07 mai 2013

"White Flight" : Comment expliquer l’exil des Britanniques blancs de Londres ? | Atlantico


L’exploitation des résultats du recensement de population de 2011 au Royaume-Uni continue de livrer ses secrets. Contrairement à la France qui a opté pour une série d’enquêtes annuelles en remplacement des recensements traditionnels, le Royaume-Uni procède à un recensement exhaustif tous les dix ans. C’est toujours l’occasion de publications nombreuses dans les années qui suivent sur l’évolution démographique du pays.
L’immigration étrangère a été l’une des préoccupations majeures des Britanniques après l’afflux massif des années 2000. Elle le reste, comme le montrent les résultats des élections locales de la semaine dernière dans lesquelles l’UKIP, le parti nationaliste britannique dirigé par Nigel Farage, a emporté 23 % des voix. Entre 2001 et 2011, la population née à l’étranger en Angleterre-Galles a gagné près de trois millions de personnes, soit un accroissement de 63 %. Jamais le Royaume-Uni n’avait connu une immigration de cette ampleur. Le premier ministre David Cameron a promis une réduction importante de l’immigration afin de retrouver le niveau des années 1990 pendant lesquelles le solde migratoire n’était que de quelques dizaines de milliers seulement. Même s’il y arrive, ce qui s’annonce difficile, le visage de la population britannique a d’ores et déjà changé et cette situation est appelée à durer, notamment en raison de la plus grande jeunesse des minorités et de leur fécondité souvent supérieure à celles des Britanniques blancs.
En février dernier, les données publiées sur l’effacement de la présence des Britanniques blancs dans la capitale avait déjà fait la une des journaux. C’est à nouveau le cas avec les résultats d’une étude, apparemment non encore publiée, sur les migrations internes des blancs et sur les concentrations ethniques locales. On parle à nouveau du White Flight pour désigner ces Londoniens qui quittent la capitale. Entre 2001 et 2011 le nombre de Britanniques blancs y a baissé de plus de 600 000, alors même que le nombre de Londoniens s’est accru d’un million.

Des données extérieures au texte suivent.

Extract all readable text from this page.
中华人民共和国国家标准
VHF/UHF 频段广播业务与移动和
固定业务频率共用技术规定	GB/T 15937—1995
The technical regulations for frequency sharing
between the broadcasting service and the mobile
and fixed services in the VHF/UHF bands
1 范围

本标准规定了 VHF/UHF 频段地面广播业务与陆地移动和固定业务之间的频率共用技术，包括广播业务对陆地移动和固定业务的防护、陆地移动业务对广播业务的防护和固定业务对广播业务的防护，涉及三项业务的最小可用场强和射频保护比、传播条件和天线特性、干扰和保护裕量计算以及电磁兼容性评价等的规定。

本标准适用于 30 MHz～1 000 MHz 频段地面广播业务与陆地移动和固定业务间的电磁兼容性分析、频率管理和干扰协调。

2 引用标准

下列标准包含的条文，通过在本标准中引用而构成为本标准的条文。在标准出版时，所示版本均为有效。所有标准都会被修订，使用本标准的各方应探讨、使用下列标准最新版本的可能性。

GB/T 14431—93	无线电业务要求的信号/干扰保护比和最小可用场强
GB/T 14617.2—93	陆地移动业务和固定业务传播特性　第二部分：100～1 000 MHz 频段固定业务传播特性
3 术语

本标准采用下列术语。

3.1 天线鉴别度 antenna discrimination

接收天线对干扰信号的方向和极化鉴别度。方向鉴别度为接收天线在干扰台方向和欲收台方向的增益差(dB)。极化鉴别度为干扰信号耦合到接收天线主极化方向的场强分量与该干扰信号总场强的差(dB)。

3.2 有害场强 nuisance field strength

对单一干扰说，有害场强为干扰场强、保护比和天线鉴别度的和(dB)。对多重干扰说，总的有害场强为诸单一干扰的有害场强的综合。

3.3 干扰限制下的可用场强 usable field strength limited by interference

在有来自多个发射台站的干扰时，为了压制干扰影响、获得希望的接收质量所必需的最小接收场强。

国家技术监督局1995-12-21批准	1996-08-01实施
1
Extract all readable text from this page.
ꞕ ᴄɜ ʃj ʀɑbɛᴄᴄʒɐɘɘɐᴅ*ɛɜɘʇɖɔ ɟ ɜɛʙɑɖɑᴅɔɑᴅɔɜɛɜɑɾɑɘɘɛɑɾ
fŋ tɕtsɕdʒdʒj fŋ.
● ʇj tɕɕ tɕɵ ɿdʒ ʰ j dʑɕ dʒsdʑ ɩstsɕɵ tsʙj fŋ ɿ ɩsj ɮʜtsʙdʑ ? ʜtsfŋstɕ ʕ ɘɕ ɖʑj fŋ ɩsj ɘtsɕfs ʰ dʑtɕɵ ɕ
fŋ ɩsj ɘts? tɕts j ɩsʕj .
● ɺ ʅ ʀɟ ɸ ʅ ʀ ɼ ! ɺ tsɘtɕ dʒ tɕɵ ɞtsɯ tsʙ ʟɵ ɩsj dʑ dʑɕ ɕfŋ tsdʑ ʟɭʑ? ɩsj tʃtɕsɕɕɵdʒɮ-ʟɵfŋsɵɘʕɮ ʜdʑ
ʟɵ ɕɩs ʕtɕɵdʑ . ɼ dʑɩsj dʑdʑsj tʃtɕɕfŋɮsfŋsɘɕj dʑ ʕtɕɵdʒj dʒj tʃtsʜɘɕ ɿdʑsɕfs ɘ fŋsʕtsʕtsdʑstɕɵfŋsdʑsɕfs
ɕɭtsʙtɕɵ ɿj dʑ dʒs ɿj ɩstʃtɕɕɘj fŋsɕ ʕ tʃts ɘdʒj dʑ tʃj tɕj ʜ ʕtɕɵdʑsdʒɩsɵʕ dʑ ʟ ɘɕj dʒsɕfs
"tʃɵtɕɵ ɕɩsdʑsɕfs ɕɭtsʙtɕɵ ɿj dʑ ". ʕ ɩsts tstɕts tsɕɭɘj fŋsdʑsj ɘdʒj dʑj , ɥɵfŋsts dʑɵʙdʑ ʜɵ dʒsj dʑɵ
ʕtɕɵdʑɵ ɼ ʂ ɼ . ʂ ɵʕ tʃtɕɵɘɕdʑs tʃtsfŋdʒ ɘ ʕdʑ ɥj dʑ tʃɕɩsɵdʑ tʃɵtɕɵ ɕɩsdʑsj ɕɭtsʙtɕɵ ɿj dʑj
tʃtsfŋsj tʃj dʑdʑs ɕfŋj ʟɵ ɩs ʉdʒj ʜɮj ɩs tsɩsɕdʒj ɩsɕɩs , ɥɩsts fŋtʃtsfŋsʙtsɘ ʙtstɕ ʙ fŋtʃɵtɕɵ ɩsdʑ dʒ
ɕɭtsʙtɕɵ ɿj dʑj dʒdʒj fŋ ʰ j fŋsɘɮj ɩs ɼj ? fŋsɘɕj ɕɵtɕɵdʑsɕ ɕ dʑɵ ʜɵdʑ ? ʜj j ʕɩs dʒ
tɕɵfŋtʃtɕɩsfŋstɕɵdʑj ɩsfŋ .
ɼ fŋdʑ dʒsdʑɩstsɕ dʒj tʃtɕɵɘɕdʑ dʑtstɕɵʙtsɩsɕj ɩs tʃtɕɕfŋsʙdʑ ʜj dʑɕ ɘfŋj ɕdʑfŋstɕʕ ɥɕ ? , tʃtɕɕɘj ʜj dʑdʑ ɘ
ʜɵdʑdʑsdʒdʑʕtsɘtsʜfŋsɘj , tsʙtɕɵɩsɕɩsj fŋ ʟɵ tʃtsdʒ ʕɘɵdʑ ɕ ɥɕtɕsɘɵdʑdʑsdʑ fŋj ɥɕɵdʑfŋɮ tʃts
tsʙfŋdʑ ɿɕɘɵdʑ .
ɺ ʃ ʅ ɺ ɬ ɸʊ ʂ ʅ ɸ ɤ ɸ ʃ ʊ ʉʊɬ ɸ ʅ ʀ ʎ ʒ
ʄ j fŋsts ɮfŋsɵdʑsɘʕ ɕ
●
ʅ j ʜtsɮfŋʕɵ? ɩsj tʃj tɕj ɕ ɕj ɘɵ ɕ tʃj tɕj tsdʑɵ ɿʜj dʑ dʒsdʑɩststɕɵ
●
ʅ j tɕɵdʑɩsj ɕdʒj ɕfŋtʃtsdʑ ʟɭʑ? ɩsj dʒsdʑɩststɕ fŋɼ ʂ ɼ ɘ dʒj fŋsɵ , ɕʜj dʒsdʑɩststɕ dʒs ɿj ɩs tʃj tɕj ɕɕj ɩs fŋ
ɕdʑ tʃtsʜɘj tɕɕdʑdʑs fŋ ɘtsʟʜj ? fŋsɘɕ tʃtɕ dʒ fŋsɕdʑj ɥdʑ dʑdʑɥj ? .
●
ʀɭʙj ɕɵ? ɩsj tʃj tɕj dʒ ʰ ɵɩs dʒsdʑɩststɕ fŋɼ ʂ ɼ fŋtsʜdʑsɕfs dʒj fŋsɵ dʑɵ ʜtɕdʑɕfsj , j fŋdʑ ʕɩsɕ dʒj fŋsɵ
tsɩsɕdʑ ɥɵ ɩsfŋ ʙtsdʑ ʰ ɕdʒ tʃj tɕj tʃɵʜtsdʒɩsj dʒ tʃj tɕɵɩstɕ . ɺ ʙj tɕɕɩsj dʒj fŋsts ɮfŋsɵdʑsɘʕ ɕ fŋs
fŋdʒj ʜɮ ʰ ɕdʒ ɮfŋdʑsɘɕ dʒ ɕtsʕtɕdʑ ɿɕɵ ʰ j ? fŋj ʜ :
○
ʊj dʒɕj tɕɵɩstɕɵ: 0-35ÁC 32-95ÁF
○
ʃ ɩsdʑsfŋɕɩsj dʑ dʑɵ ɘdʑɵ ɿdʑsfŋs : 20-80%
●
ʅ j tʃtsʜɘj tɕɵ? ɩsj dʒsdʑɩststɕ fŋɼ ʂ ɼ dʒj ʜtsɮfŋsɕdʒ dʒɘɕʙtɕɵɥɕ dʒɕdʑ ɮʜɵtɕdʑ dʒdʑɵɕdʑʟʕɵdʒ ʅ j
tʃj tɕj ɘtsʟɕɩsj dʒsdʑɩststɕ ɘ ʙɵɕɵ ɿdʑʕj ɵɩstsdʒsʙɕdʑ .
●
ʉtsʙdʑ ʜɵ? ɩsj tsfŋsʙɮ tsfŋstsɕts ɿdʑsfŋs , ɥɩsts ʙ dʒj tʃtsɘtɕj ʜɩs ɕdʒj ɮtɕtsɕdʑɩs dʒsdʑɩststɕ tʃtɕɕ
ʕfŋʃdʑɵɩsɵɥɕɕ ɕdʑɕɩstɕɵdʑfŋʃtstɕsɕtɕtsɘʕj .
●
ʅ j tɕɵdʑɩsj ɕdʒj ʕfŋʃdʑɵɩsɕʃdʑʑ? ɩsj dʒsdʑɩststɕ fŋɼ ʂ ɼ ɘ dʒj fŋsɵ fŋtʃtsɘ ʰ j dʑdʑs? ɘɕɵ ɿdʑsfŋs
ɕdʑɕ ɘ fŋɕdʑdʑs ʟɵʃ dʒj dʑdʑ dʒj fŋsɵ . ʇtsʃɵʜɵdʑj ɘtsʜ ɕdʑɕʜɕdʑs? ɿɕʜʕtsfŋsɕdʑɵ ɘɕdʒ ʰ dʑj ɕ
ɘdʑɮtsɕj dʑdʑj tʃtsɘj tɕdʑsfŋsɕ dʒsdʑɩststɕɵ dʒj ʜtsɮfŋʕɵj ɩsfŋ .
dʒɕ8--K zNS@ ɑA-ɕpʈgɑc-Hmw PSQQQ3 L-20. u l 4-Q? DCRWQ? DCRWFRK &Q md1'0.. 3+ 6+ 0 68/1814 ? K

Le nombre des premiers a baissé de 14 % quand le nombre des autres Londoniens augmentait de 56 %. La proportion de Britanniques blancs a ainsi perdu 13 points en dix ans (45 % en 2011 contre 58 % en 2001). La part des minorités s’est donc fortement accrue et pas seulement à Londres.
Eric Kaufmann, auteur de l’étude pour Demos, explique que l’afflux de nouveaux immigrants a très largement surpassé la diffusion des minorités ethniques dans des voisinages où les blancs étaient plus nombreux. On trouve donc à la fois plus de personnes appartenant aux minorités ethniques dans des lieux où tel n’était pas le cas autrefois et des concentrations ethniques accentuées dans les lieux où elles étaient déjà élevées. En 2011, 41 % des non blancs (britanniques et autres blancs compris) vivent dans des circonscriptions dans lesquelles moins de la moitié des habitants sont des blancs, contre 25 % en 2001.
La mobilité plus grande des blancs peut expliquer la mise en minorité des Britanniques blancs à Londres et l’augmentation des concentrations ethniques ailleurs. Il suffit que les logements libérés par des Britanniques blancs ne soient plus occupés par des Britanniques blancs, mais par des immigrants fraîchement arrivés ou des ménages d’enfants d’immigrés pour que la concentration en minorités ethniques s’accroisse mécaniquement. Une étude en Suède a montré que les concentrations ethniques se formaient plus en raison de l’évitement de la part des natifs que d’un départ accéléré de ces derniers. J’ai moi-même étudié la mobilité des natifs et des immigrés dans les communes où la concentration ethnique a beaucoup augmenté entre la fin des années 1960 et la fin des années 1990. La mobilité des natifs, forte sur l’ensemble de la période, n’a pas eu besoin d’augmenter pour provoquer la hausse des concentrations ethniques. Il a suffi que les logements qu’ils ont libérés ne soient plus convoités par des natifs et soient occupés par des immigrés[1]. Trevor Philipps, ancien président de la CRE (Commission for Racial Equality) parle de « Majority retreat » et craint les effets en cascade liés à l’évitement de la part des blancs des lieux où les minorités ethniques s’accroissent.
Cette évolution n’empêche pas certains chercheurs de continuer d’épiloguer, comme lors du recensement précédent, sur la déségrégation en cours au Royaume-Uni à partir d’indicateurs qui ne prennent pas en compte les effets de concentration accrue.
Les indicateurs de dissimilarité qu’ils utilisent examinent seulement si la répartition par origine ethnique par quartier, dans une ville donnée, est proche de la composition à l’échelle de la ville tout entière. Ainsi, même s’il n’y avait plus un Britannique blanc à Londres, cette dernière pourrait n’être pas ségréguée du tout. La composition ethnique de chaque quartier pourrait bien représenter exactement celle de la ville tout entière sans la présence d’aucun Britannique blanc à Londres.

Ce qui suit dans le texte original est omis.